In a blog posting at gasbuddy.com, DeHaan wrote that national average gasoline prices could fall below $3 per gallon by Christmas, and prices for diesel fuel have finally dropped below $5 per gallon, though supplies of diesel remain tighter than supplies of gasoline.
“Diesel is more sensitive to disruption,” he told the Columbia Basin Herald.
DeHaan said one reason gasoline prices have not fallen as sharply in Washington as they have elsewhere in the county is that four of the state’s five oil refineries were either running at reduced capacity or shut down completely for maintenance in early and mid-autumn.
The state’s five refineries, all located in the Puget Sound region, have a total refining capacity of 637,000 barrels per day. DeHaan said the 105,000-barrel-per-day Phillips 66 facility in Ferndale — the oldest refinery in Washington — was completely shut down for maintenance for more than a month this fall.

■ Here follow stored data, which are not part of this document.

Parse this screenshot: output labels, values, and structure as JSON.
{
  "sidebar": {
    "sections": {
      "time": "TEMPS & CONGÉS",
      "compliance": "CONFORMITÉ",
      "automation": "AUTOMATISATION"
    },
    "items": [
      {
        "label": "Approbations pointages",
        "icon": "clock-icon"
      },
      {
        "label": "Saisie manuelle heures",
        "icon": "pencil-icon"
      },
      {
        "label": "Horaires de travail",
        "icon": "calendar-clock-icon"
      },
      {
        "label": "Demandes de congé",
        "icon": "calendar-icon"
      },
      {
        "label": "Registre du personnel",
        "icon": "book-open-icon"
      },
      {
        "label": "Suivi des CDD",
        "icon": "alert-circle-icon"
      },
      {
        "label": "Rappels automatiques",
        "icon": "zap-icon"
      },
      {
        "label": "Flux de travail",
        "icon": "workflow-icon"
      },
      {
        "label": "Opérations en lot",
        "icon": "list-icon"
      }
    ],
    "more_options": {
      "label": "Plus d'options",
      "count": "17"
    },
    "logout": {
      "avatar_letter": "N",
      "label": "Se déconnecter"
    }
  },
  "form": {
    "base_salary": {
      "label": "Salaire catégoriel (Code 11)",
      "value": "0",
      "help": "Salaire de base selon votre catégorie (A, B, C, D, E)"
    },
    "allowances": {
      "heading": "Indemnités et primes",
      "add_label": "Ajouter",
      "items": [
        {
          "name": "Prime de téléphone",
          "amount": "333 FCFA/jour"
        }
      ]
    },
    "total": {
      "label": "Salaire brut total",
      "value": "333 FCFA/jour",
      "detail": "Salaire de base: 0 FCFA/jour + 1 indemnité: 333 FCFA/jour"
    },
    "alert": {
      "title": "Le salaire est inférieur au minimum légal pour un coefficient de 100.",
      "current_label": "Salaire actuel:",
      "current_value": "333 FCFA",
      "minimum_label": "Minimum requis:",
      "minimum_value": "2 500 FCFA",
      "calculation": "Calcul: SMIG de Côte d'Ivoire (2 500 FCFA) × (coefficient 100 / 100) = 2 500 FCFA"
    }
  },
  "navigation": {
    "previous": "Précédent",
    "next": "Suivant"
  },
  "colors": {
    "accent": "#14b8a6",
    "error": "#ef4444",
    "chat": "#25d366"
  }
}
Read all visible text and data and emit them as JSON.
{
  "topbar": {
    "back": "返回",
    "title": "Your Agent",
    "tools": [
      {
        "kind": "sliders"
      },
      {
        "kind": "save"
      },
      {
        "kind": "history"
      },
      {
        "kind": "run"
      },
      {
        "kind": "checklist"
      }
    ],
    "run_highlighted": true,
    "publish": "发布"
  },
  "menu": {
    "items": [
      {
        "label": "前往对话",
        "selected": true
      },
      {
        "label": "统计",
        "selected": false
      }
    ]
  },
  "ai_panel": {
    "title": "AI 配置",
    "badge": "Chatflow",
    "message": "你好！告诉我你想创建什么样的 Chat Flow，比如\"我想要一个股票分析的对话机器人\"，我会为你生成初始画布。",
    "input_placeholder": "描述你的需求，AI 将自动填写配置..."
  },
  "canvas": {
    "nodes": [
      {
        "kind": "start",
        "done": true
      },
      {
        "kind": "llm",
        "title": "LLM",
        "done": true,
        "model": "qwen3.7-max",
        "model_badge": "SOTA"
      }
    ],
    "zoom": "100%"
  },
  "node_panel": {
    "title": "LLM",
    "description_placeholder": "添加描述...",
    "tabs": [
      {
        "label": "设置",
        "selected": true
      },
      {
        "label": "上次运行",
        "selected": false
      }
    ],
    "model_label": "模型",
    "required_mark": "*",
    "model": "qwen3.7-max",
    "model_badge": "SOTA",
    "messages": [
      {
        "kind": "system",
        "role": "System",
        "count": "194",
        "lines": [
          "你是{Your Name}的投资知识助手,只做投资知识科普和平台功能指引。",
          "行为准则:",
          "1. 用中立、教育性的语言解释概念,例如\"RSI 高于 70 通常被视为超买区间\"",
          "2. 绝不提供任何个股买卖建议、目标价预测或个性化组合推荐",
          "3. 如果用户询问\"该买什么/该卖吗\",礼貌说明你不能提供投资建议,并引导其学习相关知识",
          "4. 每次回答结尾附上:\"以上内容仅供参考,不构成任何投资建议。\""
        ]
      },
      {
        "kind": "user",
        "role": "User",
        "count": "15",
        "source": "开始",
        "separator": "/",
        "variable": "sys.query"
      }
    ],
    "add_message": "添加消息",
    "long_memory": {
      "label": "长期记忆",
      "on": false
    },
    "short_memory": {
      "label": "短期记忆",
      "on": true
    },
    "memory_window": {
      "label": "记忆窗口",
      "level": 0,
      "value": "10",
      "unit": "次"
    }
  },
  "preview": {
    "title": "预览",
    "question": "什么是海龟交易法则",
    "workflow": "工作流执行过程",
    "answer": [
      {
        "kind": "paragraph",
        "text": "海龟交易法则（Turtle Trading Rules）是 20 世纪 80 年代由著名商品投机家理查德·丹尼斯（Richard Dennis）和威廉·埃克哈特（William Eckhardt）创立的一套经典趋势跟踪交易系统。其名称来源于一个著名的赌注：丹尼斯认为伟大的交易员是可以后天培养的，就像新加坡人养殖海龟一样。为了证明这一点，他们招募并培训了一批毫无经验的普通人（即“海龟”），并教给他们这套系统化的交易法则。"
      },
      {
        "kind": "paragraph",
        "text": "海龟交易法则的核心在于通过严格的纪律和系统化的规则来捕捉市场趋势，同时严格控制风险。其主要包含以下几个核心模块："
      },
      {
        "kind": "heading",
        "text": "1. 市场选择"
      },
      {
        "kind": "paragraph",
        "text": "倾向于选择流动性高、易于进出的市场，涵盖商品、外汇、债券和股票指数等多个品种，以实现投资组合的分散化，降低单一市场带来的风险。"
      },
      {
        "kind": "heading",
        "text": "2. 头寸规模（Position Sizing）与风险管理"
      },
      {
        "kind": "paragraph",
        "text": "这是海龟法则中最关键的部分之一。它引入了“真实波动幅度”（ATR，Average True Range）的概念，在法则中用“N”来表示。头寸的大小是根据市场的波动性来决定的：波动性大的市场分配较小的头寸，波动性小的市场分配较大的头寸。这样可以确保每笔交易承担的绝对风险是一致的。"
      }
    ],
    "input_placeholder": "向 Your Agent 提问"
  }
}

At 49.4 cents per gallon, Washington state gasoline taxes are the third-highest in the nation behind Pennsylvania (57.6 cents) and California (53.9 cents). However, because of additional state taxes levied on gasoline, California motorists pay an effective tax rate of 65.1 cents, while Washington drivers pay an effective tax rate of 52.4 cents, according to EIA data.
The federal gasoline tax is 18.4 cents per gallon, unchanged since 1993.
According to data available from the Market Insider website, the New York Mercantile Exchange price of the benchmark barrel of West Texas Intermediate crude for delivery to Cushing, Oklahoma, was trading at $72.60 per barrel in after-hours trading late Wednesday, down about 20% from late summer and well off the high of $123.70 on March 8 following the Feb. 24 Russian invasion of Ukraine.
Market Insider also reported that the price of NYMEX benchmark gasoline futures traded at $2.09 per gallon late Wednesday, down significantly from the high of $4.28 on June 9.